La decisione non sembra condivisibile nella parte finale, perchè essa, là dove postula la formazione di una sorta di giudicato implicito, è in contraddizione con la rilevabilità d’ufficio della situazione riconducibile all’art. 1227 c.c., comma 1, del resto ormai consolidata nella giurisprudenza della Corte (si vedano di recente Cass. n. 23794 del 2009 e n. 3672 del 2010).

Un limite alla rilevabilità d’ufficio in sede di legittimità della fattispecie di cui all’art. 1227, comma 1 può in realtà ravvisarsi solo sotto il profilo che siano necessari accertamenti di fatto.

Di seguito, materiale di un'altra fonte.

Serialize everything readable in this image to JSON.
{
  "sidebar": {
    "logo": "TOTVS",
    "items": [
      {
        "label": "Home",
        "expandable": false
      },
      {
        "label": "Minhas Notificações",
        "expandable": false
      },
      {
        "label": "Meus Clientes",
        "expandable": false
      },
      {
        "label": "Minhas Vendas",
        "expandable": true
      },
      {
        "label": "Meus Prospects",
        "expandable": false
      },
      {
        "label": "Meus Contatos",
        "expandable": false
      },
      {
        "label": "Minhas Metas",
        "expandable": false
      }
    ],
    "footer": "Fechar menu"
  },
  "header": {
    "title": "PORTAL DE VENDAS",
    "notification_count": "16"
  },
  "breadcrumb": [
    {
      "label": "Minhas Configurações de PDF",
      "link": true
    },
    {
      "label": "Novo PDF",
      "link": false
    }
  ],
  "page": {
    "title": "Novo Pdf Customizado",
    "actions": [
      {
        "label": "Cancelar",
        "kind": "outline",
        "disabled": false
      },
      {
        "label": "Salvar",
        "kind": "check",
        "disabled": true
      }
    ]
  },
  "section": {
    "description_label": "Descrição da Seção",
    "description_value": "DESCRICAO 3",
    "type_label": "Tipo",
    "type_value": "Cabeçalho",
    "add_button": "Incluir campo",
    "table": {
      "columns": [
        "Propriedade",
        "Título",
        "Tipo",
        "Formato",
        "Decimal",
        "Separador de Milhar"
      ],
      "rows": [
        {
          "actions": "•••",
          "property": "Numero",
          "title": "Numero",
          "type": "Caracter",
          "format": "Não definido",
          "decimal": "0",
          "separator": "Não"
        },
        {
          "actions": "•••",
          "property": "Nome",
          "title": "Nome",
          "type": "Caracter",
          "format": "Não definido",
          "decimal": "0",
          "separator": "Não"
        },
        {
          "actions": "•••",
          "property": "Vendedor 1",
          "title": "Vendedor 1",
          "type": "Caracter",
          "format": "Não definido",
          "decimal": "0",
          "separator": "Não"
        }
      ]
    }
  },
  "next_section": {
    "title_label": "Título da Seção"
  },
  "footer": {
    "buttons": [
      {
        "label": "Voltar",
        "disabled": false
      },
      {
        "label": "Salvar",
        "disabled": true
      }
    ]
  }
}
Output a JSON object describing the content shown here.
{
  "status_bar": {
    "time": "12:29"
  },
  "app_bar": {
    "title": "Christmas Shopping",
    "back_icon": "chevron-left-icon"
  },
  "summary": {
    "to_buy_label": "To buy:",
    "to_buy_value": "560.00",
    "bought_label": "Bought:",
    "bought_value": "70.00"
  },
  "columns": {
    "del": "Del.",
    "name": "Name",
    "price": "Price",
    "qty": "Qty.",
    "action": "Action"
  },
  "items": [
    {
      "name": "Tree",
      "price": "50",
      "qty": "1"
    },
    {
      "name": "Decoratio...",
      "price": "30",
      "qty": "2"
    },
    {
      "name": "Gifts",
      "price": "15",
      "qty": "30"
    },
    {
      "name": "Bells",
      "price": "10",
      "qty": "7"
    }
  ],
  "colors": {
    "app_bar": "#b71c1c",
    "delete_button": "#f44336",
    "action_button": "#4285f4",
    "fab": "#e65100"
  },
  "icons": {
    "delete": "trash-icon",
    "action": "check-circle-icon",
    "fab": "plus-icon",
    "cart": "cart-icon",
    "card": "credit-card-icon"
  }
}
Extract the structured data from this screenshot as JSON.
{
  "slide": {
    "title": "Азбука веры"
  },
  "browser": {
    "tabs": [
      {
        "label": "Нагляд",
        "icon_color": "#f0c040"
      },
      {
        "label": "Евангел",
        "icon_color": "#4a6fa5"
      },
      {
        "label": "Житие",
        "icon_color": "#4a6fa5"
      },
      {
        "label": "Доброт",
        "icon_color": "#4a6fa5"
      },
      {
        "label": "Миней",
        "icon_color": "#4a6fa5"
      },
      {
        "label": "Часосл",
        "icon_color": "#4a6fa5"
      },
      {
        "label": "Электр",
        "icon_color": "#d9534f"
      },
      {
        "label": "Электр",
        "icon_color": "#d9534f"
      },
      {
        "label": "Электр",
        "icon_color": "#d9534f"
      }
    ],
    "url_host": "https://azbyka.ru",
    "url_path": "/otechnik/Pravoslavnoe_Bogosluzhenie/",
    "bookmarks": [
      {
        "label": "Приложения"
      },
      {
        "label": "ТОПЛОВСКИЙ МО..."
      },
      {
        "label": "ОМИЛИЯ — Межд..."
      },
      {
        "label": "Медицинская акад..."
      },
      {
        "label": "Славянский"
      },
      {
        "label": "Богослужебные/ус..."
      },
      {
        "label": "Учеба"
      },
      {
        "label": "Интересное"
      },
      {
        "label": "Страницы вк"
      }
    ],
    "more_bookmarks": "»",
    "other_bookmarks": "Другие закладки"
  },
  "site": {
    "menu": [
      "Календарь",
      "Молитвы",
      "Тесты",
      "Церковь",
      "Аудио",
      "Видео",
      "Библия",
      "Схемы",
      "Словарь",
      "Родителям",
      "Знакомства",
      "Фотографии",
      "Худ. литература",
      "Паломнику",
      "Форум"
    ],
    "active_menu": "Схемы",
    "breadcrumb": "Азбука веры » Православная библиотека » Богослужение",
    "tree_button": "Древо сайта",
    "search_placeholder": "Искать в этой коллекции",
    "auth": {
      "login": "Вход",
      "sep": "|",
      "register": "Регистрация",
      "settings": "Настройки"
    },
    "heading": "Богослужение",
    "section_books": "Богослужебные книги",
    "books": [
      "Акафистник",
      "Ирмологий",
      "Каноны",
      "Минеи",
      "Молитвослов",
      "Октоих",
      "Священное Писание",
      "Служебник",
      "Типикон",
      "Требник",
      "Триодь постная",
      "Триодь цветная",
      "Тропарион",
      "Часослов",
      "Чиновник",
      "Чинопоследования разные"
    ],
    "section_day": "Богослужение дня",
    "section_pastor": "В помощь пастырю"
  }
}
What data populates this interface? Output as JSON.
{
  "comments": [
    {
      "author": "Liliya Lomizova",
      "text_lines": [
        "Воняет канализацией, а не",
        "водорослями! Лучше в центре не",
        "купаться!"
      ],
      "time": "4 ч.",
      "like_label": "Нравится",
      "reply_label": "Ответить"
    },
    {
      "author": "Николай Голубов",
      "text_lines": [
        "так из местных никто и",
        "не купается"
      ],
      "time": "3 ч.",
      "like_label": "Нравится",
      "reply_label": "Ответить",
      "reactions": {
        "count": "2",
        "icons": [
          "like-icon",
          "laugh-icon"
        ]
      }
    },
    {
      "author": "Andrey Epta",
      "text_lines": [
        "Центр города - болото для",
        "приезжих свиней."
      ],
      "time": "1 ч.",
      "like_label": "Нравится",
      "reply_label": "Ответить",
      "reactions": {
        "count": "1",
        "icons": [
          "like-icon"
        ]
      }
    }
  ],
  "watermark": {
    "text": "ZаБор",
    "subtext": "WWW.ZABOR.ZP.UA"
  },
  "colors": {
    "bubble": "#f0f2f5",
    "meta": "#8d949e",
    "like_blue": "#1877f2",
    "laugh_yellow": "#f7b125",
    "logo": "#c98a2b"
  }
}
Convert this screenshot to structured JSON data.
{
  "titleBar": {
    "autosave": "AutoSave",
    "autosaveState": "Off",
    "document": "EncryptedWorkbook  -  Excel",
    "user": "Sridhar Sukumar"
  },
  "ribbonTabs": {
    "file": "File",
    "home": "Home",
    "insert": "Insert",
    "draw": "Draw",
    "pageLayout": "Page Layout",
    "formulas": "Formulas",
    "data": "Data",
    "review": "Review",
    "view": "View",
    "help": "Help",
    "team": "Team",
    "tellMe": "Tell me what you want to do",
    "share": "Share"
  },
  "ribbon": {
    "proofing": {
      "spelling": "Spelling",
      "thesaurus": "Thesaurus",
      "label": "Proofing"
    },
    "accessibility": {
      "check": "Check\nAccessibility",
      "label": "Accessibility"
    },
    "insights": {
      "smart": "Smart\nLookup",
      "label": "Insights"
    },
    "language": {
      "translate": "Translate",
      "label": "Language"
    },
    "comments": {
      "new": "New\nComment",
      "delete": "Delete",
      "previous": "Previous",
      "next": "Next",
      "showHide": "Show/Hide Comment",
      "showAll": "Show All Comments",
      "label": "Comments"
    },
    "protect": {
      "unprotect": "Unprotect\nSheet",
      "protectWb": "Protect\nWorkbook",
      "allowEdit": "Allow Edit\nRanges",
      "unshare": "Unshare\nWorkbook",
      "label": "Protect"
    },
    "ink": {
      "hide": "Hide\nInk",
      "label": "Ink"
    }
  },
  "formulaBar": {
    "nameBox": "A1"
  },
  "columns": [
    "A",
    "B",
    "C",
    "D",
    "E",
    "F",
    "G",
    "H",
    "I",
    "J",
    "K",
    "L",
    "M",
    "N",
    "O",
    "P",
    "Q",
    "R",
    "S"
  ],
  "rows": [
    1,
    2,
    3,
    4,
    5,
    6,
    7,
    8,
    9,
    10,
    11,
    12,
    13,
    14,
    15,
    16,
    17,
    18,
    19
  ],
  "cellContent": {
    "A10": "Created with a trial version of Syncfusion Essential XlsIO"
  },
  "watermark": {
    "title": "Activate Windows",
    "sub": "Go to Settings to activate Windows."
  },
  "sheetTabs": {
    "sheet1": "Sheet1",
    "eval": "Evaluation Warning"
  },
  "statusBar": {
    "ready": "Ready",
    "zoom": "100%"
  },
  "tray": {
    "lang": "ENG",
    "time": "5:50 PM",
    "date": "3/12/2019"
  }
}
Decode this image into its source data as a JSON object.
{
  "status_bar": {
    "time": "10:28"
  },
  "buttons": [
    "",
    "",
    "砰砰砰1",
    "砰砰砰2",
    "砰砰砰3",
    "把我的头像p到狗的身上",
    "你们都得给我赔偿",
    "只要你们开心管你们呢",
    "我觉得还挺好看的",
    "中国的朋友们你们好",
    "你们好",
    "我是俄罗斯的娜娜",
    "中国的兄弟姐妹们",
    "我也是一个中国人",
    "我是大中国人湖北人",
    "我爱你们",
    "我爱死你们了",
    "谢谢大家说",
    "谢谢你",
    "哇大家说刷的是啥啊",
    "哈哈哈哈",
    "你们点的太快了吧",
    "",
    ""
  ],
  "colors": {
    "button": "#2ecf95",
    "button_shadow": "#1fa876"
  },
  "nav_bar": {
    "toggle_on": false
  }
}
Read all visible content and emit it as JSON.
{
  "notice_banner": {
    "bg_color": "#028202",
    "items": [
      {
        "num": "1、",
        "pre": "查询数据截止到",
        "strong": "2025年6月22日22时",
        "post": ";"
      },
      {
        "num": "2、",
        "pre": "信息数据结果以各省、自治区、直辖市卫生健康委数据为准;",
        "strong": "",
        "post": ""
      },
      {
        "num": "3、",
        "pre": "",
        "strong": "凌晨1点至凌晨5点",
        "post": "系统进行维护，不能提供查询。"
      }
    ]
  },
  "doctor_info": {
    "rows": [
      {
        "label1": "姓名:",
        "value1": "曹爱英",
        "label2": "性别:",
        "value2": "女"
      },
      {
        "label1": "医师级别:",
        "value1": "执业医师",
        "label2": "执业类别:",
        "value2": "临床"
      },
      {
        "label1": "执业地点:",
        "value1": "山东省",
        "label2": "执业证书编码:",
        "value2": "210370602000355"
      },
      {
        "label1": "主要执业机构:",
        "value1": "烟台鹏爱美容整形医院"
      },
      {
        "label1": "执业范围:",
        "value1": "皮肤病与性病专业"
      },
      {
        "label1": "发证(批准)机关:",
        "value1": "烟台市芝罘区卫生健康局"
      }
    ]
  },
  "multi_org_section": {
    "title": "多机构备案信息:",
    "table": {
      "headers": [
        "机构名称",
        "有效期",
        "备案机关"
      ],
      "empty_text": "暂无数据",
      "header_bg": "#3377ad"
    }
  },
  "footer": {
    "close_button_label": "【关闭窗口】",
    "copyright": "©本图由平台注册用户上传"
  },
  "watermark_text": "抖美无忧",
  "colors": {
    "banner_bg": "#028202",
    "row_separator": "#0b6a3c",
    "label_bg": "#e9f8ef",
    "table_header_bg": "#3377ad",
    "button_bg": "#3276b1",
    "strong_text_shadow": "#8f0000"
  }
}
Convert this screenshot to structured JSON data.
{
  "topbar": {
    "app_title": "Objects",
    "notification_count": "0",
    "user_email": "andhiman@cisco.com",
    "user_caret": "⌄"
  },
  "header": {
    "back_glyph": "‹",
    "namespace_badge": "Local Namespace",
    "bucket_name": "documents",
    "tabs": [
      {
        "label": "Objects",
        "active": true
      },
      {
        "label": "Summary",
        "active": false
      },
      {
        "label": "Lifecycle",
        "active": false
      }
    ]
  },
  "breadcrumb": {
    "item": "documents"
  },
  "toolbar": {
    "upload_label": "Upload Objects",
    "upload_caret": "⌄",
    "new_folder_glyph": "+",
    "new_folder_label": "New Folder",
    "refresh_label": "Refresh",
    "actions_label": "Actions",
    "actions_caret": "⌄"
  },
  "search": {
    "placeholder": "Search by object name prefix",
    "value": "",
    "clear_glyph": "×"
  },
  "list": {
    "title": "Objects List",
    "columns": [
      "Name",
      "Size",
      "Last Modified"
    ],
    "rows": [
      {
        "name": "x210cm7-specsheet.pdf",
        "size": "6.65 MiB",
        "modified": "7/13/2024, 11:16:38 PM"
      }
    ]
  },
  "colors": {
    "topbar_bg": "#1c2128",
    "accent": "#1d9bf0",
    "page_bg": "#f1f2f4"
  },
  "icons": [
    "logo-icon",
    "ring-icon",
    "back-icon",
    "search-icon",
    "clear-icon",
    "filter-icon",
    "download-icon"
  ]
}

Peraltro, nella specie il Collegio non procede alla rilevazione d’ufficio della fattispecie de qua in funzione di decisione, bensì per giustificare la necessità che la cassazione sia disposta con rinvio. Occorre, infatti, come s’è detto, che il giudice di merito proceda alla verifica in concreto del modo di essere della fattispecie sulla base degli elementi di fatto acquisiti al giudizio, che da questa Corte non sono esaminabili. p.11.1. Il giudice di rinvio si designa in altra sezione della Corte d’Appello di Milano, che deciderà comunque in persona di diversi magistrati addetti all’ufficio anche sulle spese del giudizio di cassazione.

P.Q.M.

La Corte riunisce i ricorsi. Accoglie il primo ed il secondo motivo di ricorso principale. Dichiara improcedibile il terzo. Dichiara assorbito il motivo di ricorso incidentale non condizionato. Rigetta i ricorso incidentale condizionato. Rinvia ad altra sezione della Corte d’Appello di Milano, comunque in persona di diversi magistrati addetti all’ufficio, anche per le spese del giudizio di cassazione.